Two policy-related options that seem intriguing and worth exploring related to this smart growth paradox include:

  1. Designate a percentage of the good and excellent quality streams and their watersheds as off limits to development. Exceptions to this might be considered where stringent water quality and volume reduction criteria are in place coupled with commitments to maintain and monitor stormwater management systems to ensure water quality and habitat quality targets are being met.
  2. Reassess watershed use designations and reclassify stream systems for more realistic designations. For example, an urban stream designation that has new standards related to more realistic aquatic and human contact scenarios could be established. Effective management of such urban systems would still be required, but the goals/targets for water and habitat quality would become less stringent as agreed upon indicators of watershed health (e.g., effective impervious cover, urbanization, etc.) reached certain benchmarks.

Ted Brown, PE, LEED AP
Water Resource Engineer
Biohabitats, Inc.

6 comments

  1. Keith Bowers, says:

    I agree with your premise and I would take a slightly different approach.

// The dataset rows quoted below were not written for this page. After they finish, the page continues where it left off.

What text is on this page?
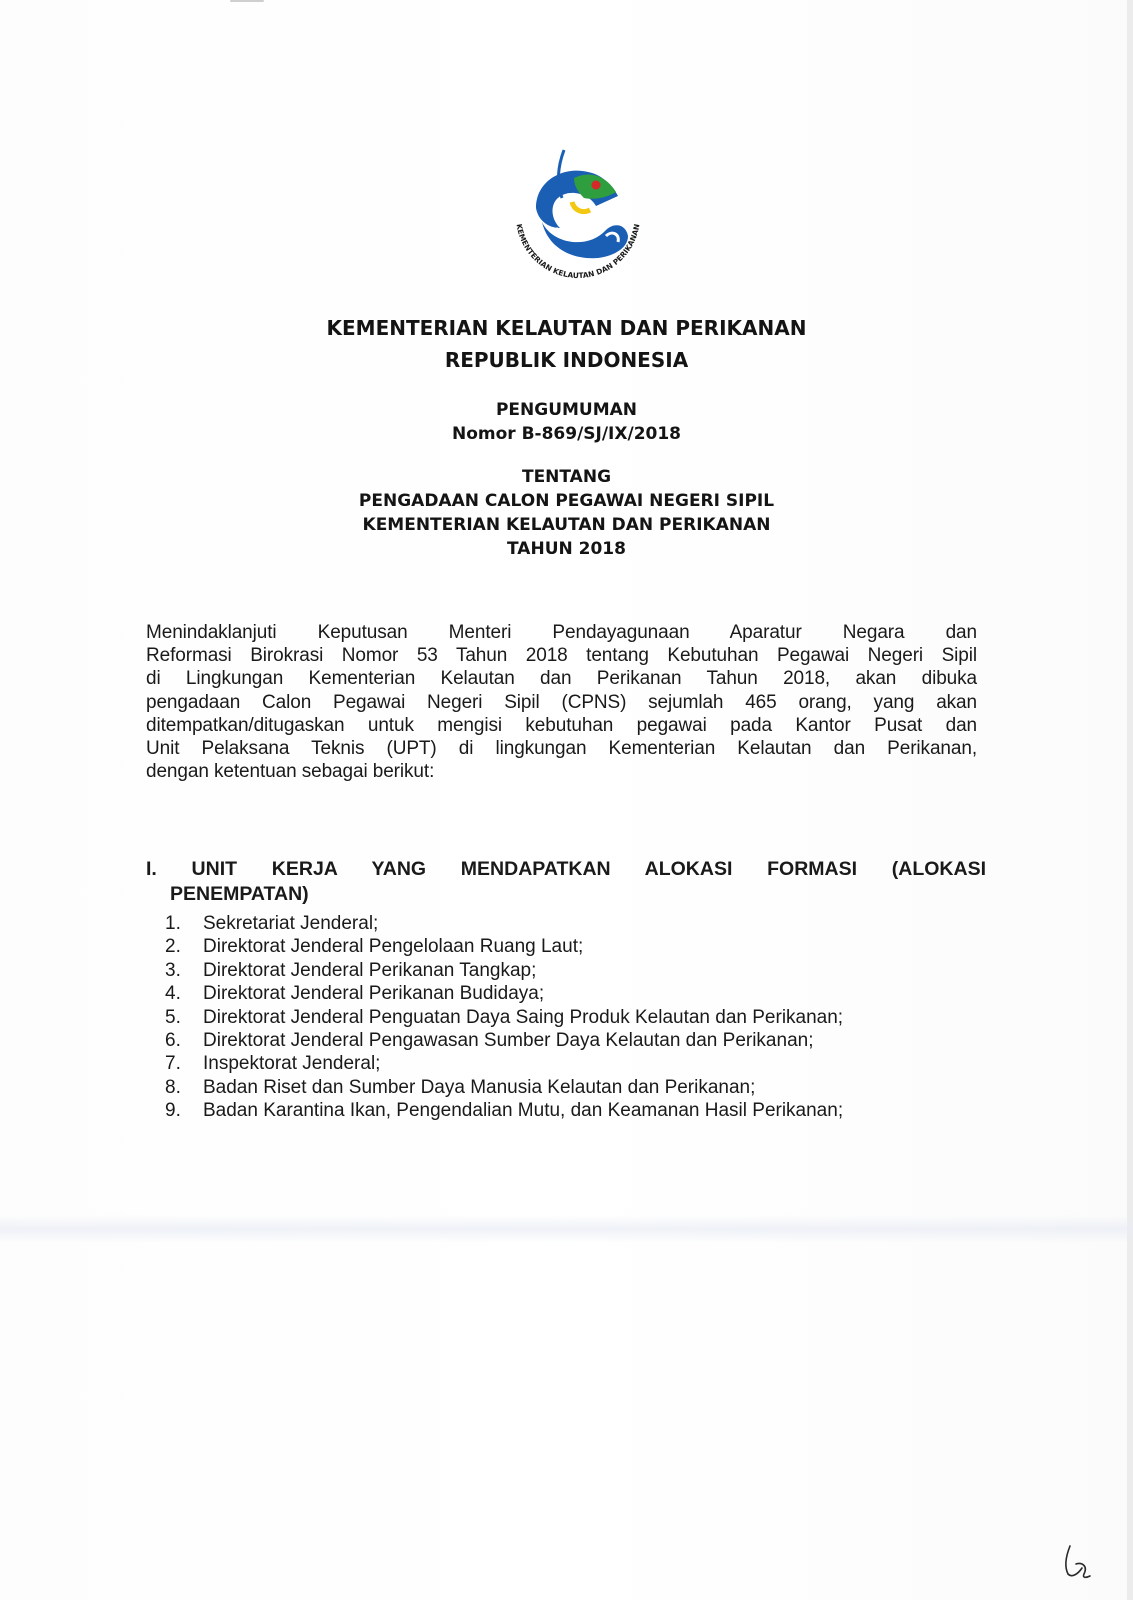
KEMENTERIAN KELAUTAN DAN PERIKANAN
KEMENTERIAN KELAUTAN DAN PERIKANAN
REPUBLIK INDONESIA
PENGUMUMAN
Nomor B-869/SJ/IX/2018
TENTANG
PENGADAAN CALON PEGAWAI NEGERI SIPIL
KEMENTERIAN KELAUTAN DAN PERIKANAN
TAHUN 2018
Menindaklanjuti Keputusan Menteri Pendayagunaan Aparatur Negara dan
Reformasi Birokrasi Nomor 53 Tahun 2018 tentang Kebutuhan Pegawai Negeri Sipil
di Lingkungan Kementerian Kelautan dan Perikanan Tahun 2018, akan dibuka
pengadaan Calon Pegawai Negeri Sipil (CPNS) sejumlah 465 orang, yang akan
ditempatkan/ditugaskan untuk mengisi kebutuhan pegawai pada Kantor Pusat dan
Unit Pelaksana Teknis (UPT) di lingkungan Kementerian Kelautan dan Perikanan,
dengan ketentuan sebagai berikut:
I. UNIT KERJA YANG MENDAPATKAN ALOKASI FORMASI (ALOKASI
PENEMPATAN)
1.	Sekretariat Jenderal;
2.	Direktorat Jenderal Pengelolaan Ruang Laut;
3.	Direktorat Jenderal Perikanan Tangkap;
4.	Direktorat Jenderal Perikanan Budidaya;
5.	Direktorat Jenderal Penguatan Daya Saing Produk Kelautan dan Perikanan;
6.	Direktorat Jenderal Pengawasan Sumber Daya Kelautan dan Perikanan;
7.	Inspektorat Jenderal;
8.	Badan Riset dan Sumber Daya Manusia Kelautan dan Perikanan;
9.	Badan Karantina Ikan, Pengendalian Mutu, dan Keamanan Hasil Perikanan;
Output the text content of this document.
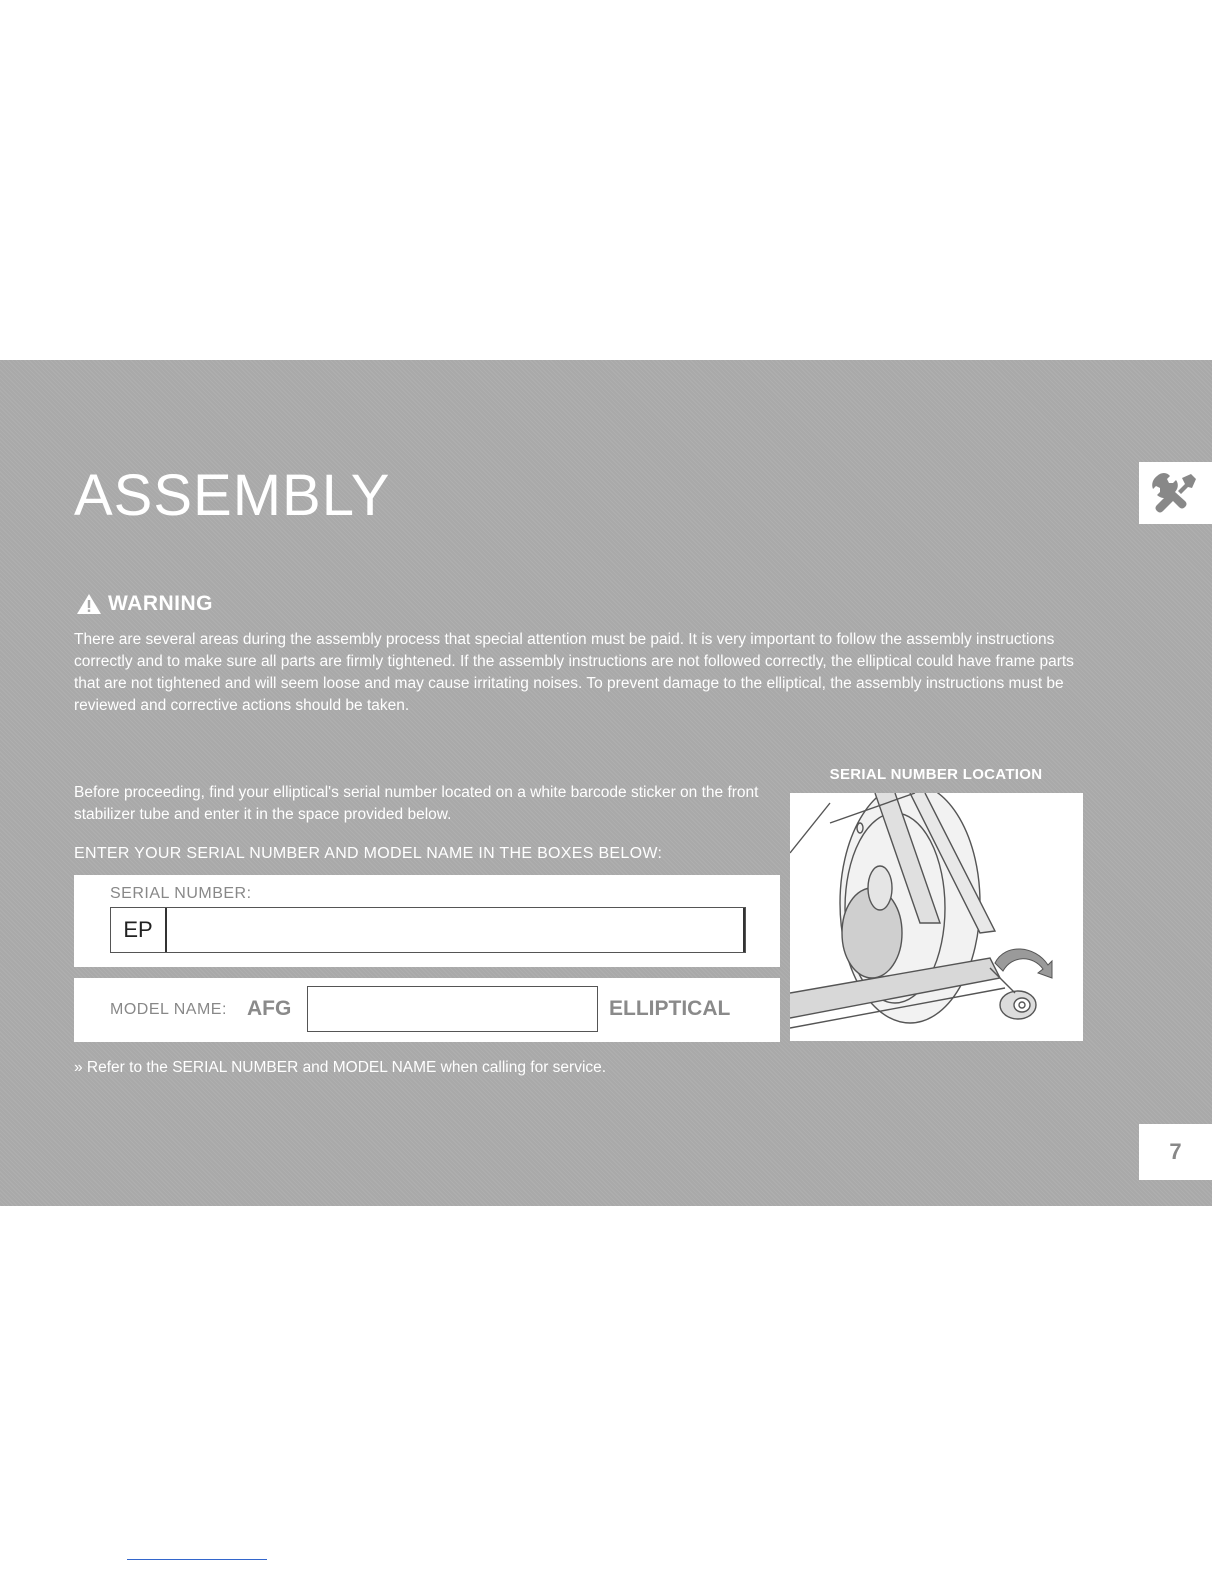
ASSEMBLY
WARNING

There are several areas during the assembly process that special attention must be paid. It is very important to follow the assembly instructions correctly and to make sure all parts are firmly tightened. If the assembly instructions are not followed correctly, the elliptical could have frame parts that are not tightened and will seem loose and may cause irritating noises. To prevent damage to the elliptical, the assembly instructions must be reviewed and corrective actions should be taken.

Before proceeding, find your elliptical's serial number located on a white barcode sticker on the front stabilizer tube and enter it in the space provided below.

ENTER YOUR SERIAL NUMBER AND MODEL NAME IN THE BOXES BELOW:

SERIAL NUMBER:
EP
MODEL NAME: AFG	ELLIPTICAL

» Refer to the SERIAL NUMBER and MODEL NAME when calling for service.

SERIAL NUMBER LOCATION
7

    I think we should be using the sciences of conservation biology and landscape ecology to determine a network of connected patches and cooridors sufficient for protecting biodiversity and ultimately reintroducing large predators (similar to what the Wildlands Network is championing). This network of connected patches could also double as a continental green infrastructure backbone providing a host of natural capital functions.

  2. Ron says:

    The problem as I see it is that we have never found the courage to limit growth. If we densely develop communities without limiting population growth, we still will end up covering the earth, only higher. Low density (country spacing) self limits population out of cultural necessity. I am not suggesting that one density fits all, but their is a place for both

  3. Ted Brown says:

    Good point Keith. The landscape ecology/conservation biology model is more robust scientifically, but this also makes it more difficult to explain in layperson terms which translates to policy development and implementation. Watersheds are easier to understand and adminster policy across in my view, but there is no reason why overlay zones can't be established and managed for a variety of considerations.

  4. Nick L. says:

    I'd be interested in research on what these watershed indicators should be. The 10% impervious cap has been suggested by many, but some have suggested that this would lead to further sprawl and low density development. Per capita impervious cover? measures of landscape fragmentation? What should we be using as an indicator?

  5. Ted Brown says:

    Good point Keith. The landscape ecology/conservation biology model is more robust scientifically, but this also makes it more difficult to explain in layperson terms which translates to policy development and implementation. Watersheds are easier to understand and administer policy across in my view, but there is no reason why overlay zones can't be established and managed for a variety of considerations.

  6. Ted Brown says:

    Those suggested indicators are good. We also can use biological indicators that have served us well as spatial and temporal indicators. I am less of a fan of instream water quality indicators such as chemical parameters, but states like Colorado have very detailed numeric instream criteria that require applicants to develop anti-degradation analyses to document that criteria will not be violated by proposed land use changes.